Security certifications compliance modes

A security certifications compliance mode refers to a set of security standards established by the U.S. Department of Defense and global certification organizations. Organizations must use only equipment and software that comply with these standards.

Security certification standards

Secure Firewall supports compliance with these security certifications standards:

  • Common Criteria (CC): A global standard established by the international Common Criteria Recognition Arrangement, defining properties for security products.

  • Unified Capabilities Approved Products List (UCAPL): A list of products meeting security requirements established by the U.S. Defense Information Systems Agency (DISA).

    Note
    The U.S. Government has changed the name of the Unified Capabilities Approved Products List (UCAPL) to the Department of Defense Information Network Approved Products List (DODIN APL). References to UCAPL in this documentation and the Cloud-Delivered Firewall Management Center web interface can be interpreted as references to DODIN APL.

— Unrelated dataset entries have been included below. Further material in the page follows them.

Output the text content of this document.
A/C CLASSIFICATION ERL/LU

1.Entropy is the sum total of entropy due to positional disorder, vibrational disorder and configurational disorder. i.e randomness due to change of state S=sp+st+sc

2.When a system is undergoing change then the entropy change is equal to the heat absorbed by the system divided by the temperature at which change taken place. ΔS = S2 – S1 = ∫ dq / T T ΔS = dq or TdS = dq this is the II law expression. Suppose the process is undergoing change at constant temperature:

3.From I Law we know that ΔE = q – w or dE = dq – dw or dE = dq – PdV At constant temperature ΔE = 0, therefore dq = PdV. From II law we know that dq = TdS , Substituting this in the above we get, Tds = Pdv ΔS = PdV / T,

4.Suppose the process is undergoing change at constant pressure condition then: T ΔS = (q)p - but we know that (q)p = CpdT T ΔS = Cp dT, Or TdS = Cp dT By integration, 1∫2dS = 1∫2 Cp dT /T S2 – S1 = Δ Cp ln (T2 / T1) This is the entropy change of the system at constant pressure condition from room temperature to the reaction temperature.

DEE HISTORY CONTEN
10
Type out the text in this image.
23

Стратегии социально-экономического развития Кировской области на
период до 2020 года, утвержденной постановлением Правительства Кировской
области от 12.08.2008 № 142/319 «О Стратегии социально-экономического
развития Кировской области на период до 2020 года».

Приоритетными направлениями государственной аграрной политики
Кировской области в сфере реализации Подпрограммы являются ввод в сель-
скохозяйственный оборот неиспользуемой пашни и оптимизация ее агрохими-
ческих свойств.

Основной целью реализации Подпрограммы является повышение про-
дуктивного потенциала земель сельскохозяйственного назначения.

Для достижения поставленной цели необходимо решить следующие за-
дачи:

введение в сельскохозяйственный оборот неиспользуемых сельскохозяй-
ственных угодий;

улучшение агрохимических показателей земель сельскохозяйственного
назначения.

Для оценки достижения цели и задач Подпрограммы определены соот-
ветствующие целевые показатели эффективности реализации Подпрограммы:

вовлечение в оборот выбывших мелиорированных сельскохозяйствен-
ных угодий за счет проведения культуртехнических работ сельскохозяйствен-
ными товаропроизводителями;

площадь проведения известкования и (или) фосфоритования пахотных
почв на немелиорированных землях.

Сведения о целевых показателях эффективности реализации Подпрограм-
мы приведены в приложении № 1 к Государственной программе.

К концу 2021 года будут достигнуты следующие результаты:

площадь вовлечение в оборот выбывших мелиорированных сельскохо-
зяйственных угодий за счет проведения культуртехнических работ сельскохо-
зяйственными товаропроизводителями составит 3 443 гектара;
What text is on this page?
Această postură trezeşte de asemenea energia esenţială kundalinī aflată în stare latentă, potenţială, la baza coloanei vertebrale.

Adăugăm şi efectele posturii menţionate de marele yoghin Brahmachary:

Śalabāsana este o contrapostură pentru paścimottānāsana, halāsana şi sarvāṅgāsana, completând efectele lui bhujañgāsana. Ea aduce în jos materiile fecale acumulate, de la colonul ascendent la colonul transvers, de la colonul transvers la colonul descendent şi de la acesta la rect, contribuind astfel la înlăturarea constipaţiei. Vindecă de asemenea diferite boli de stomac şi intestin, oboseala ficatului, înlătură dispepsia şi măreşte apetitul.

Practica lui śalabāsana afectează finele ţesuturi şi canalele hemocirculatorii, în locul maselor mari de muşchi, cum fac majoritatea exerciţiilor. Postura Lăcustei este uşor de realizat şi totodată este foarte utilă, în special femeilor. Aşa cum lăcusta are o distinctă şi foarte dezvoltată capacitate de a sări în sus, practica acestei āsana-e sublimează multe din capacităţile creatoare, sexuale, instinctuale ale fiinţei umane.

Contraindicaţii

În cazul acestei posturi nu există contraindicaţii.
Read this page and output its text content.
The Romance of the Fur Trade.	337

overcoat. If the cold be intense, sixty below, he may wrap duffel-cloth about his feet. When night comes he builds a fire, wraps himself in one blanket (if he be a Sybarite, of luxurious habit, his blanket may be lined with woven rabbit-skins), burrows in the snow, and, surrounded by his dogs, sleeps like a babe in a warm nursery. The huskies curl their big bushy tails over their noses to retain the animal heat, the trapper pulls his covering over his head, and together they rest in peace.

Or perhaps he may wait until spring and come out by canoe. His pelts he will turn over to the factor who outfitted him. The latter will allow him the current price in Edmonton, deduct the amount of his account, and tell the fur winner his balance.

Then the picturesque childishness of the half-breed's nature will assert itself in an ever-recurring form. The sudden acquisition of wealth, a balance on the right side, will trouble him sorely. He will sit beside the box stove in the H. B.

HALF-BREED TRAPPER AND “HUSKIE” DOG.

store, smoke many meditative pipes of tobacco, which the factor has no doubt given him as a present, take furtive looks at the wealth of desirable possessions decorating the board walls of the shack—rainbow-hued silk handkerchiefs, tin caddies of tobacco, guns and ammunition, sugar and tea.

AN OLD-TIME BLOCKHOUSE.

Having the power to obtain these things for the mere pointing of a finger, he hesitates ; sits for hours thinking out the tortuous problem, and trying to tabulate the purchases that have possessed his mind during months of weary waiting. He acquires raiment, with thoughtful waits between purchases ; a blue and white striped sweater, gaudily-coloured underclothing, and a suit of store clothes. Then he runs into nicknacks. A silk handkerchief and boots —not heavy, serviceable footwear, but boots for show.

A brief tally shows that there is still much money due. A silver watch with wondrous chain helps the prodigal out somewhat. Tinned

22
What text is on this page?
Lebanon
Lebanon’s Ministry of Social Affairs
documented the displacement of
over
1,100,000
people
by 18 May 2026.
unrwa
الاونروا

  • Federal Information Processing Standards (FIPS) 140: A requirements specification for encryption modules used in secure systems.

Organizations can enable security certifications compliance in CC mode or UCAPL mode. Enabling these modes does not guarantee compliance with every requirement of the selected security mode. For more information on hardening procedures, refer to the product guidelines provided by the certifying entity.

Caution
After you enable a security certifications compliance mode, you cannot disable it. To remove an appliance from CC or UCAPL mode, you must reimage the appliance.